The album opens with a subtle piano solo, building up to the rhythmic St. James Infirmary. The elaborate instrumentation makes it a powerful and atmospheric opener, a tasty prelude to the musical journey that is ‘Let Them Talk’. Following this track are some great compositions, each notable in its own way. Featured rendition of Battle of Jericho is simply beautiful and it’s one of the more memorable pieces on the album. The song is steady-paced and instrumentally rather toned down, but the intense sound of a gospel choir makes it vocally powerful. This strong dynamic makes it a distinct interpretation. Elsewhere, the largely instrumental rendition of Swanee River, with fast tempo and complex passages, presents Laurie as a skilled pianist. Some interesting melodies are to be found here, with the sounds of violins and accordion. Songs like the first single You Don’t Know My Mind or Buddy Bolden’s Blues do highlight Laurie’s rather skillful vocals, showing that crossing over from acting to music does not always have to be a bad idea. As for the more relaxed pieces, such as Tipitana and They’re Red Hot, they feature some rather elaborate arrangements, but remain entertaining nonetheless. Although the songs are rich instrumentally, Laurie’s somewhat nonchalant voice adds some distance to the adaptations.

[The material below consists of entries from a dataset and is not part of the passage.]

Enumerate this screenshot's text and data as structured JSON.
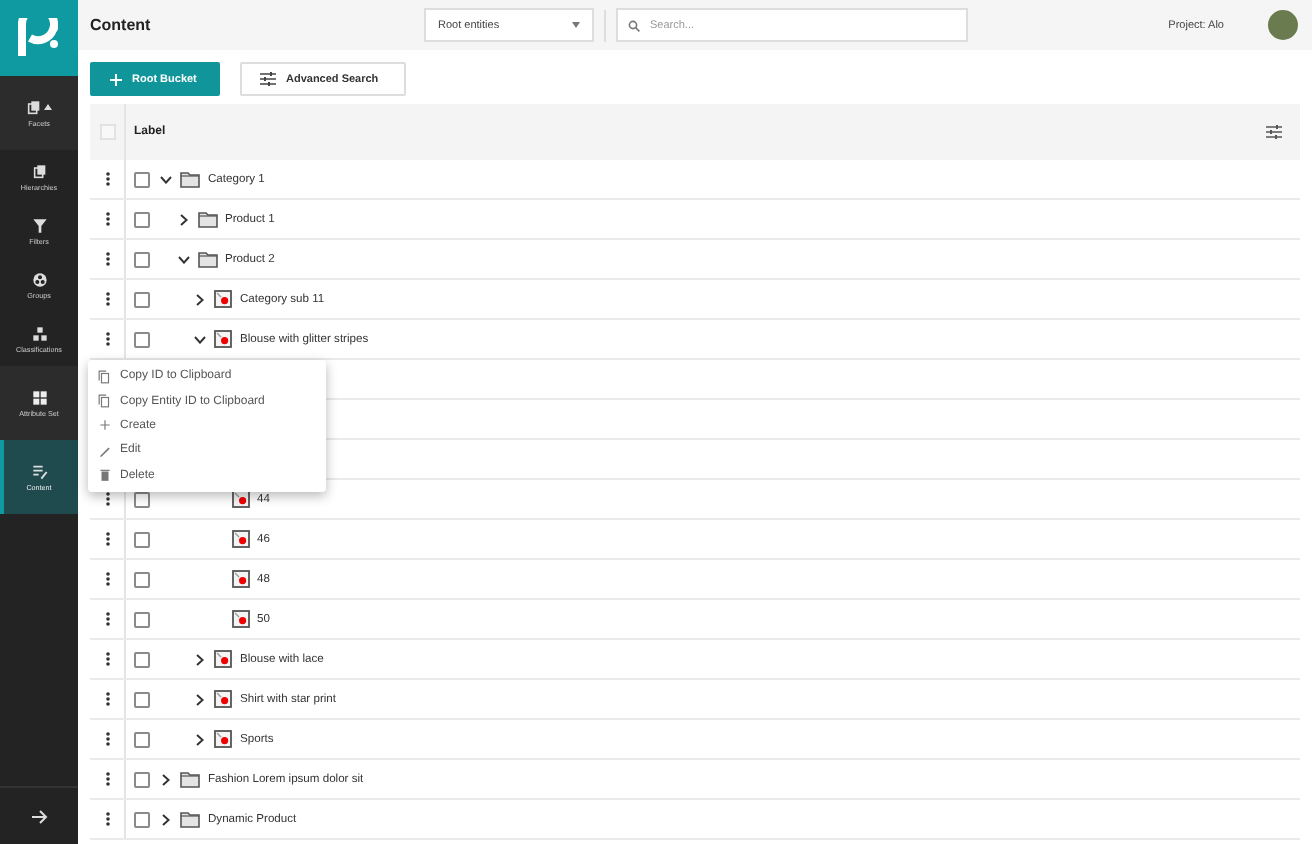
{
  "sidebar": {
    "items": [
      {
        "label": "Facets",
        "kind": "facets",
        "selected": false
      },
      {
        "label": "Hierarchies",
        "kind": "hierarchies",
        "selected": false
      },
      {
        "label": "Filters",
        "kind": "filters",
        "selected": false
      },
      {
        "label": "Groups",
        "kind": "groups",
        "selected": false
      },
      {
        "label": "Classifications",
        "kind": "classifications",
        "selected": false
      },
      {
        "label": "Attribute Set",
        "kind": "attributes",
        "selected": false
      },
      {
        "label": "Content",
        "kind": "content",
        "selected": true
      }
    ]
  },
  "topbar": {
    "title": "Content",
    "scope_select": {
      "value": "Root entities"
    },
    "search": {
      "placeholder": "Search..."
    },
    "project": "Project: Alo"
  },
  "toolbar": {
    "buttons": [
      {
        "label": "Root Bucket",
        "kind": "primary"
      },
      {
        "label": "Advanced Search",
        "kind": "secondary"
      }
    ]
  },
  "table": {
    "select_all": {
      "checked": false
    },
    "columns": [
      {
        "label": "Label"
      }
    ],
    "rows": [
      {
        "label": "Category 1",
        "kind": "folder",
        "checked": false,
        "expanded": true,
        "children": [
          {
            "label": "Product 1",
            "kind": "folder",
            "checked": false,
            "expanded": false
          },
          {
            "label": "Product 2",
            "kind": "folder",
            "checked": false,
            "expanded": true,
            "children": [
              {
                "label": "Category sub 11",
                "kind": "product",
                "checked": false,
                "expanded": false
              },
              {
                "label": "Blouse with glitter stripes",
                "kind": "product",
                "checked": false,
                "expanded": true,
                "menu_open": true,
                "children": [
                  {
                    "label": "44",
                    "kind": "product",
                    "checked": false
                  },
                  {
                    "label": "46",
                    "kind": "product",
                    "checked": false
                  },
                  {
                    "label": "48",
                    "kind": "product",
                    "checked": false
                  },
                  {
                    "label": "50",
                    "kind": "product",
                    "checked": false
                  }
                ]
              },
              {
                "label": "Blouse with lace",
                "kind": "product",
                "checked": false,
                "expanded": false
              },
              {
                "label": "Shirt with star print",
                "kind": "product",
                "checked": false,
                "expanded": false
              },
              {
                "label": "Sports",
                "kind": "product",
                "checked": false,
                "expanded": false
              }
            ]
          }
        ]
      },
      {
        "label": "Fashion Lorem ipsum dolor sit",
        "kind": "folder",
        "checked": false,
        "expanded": false
      },
      {
        "label": "Dynamic Product",
        "kind": "folder",
        "checked": false,
        "expanded": false
      }
    ]
  },
  "context_menu": {
    "items": [
      {
        "label": "Copy ID to Clipboard",
        "kind": "copy"
      },
      {
        "label": "Copy Entity ID to Clipboard",
        "kind": "copy"
      },
      {
        "label": "Create",
        "kind": "create"
      },
      {
        "label": "Edit",
        "kind": "edit"
      },
      {
        "label": "Delete",
        "kind": "delete"
      }
    ]
  }
}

Some of the best known names in the genre were involved in the making of this record. After You’ve Gone features a guest performance by Laurie’s life-long hero Dr. John. His voice and the mellow piano sound create a pleasant, moody vibe over nostalgic lyrics about love lost, and the listener can just forget the world – such is the power of this subtle song. The Soul Queen of New Orleans, Irma Thomas sings lead vocals of John Henry, and her voice really creates the atmosphere of the song and brings the story to life. The phrase “instant classic” was made for pieces like this one. And let’s not forget Baby, Please Make a Change, which is sang by Sir Tom Jones, with background vocals from Thomas and Laurie. Sir Jones sounds as good as ever, and although the song itself may not be too well known, this interpretation should secure its place among the classics. The album concludes with the title ballad, Let Them Talk. This melodic piece ends the record on a warm, soothing note.

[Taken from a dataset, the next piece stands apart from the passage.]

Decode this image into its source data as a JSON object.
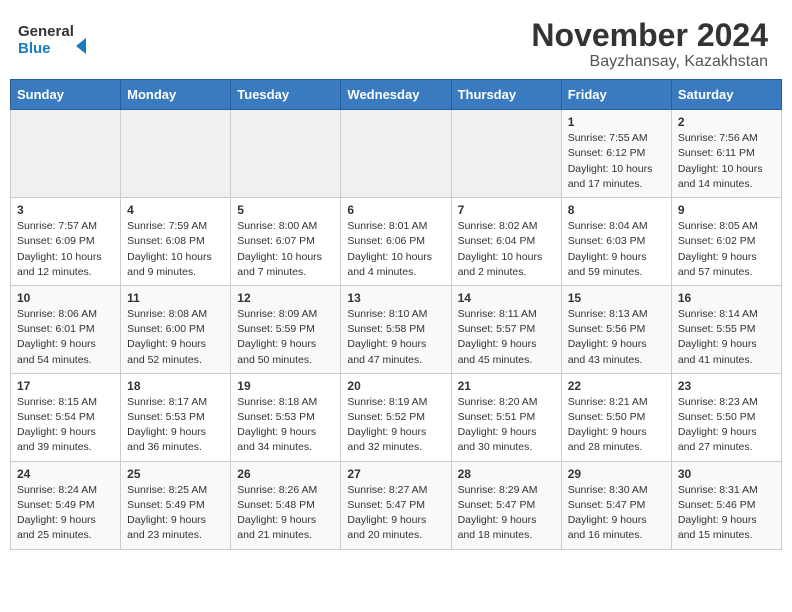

The star-studded line-up, excellent instrumentation and modern interpretations of timeless classics make ‘Let Them Talk’ a notable tribute to the blues genre. It is also a great accomplishment for Hugh Laurie who established himself as a talented musician and not a bad vocalist. Even if some may not be too fond of his singing efforts, the record as a whole is still an amazing listening experience. And although led by Laurie, this album is not really about the actor – it’s a celebration of a great and influential genre. This collection has the ability to introduce a whole new generation to sounds and artists that created foundations of modern music. And that is what really makes ‘Let Them Talk’ such an important record.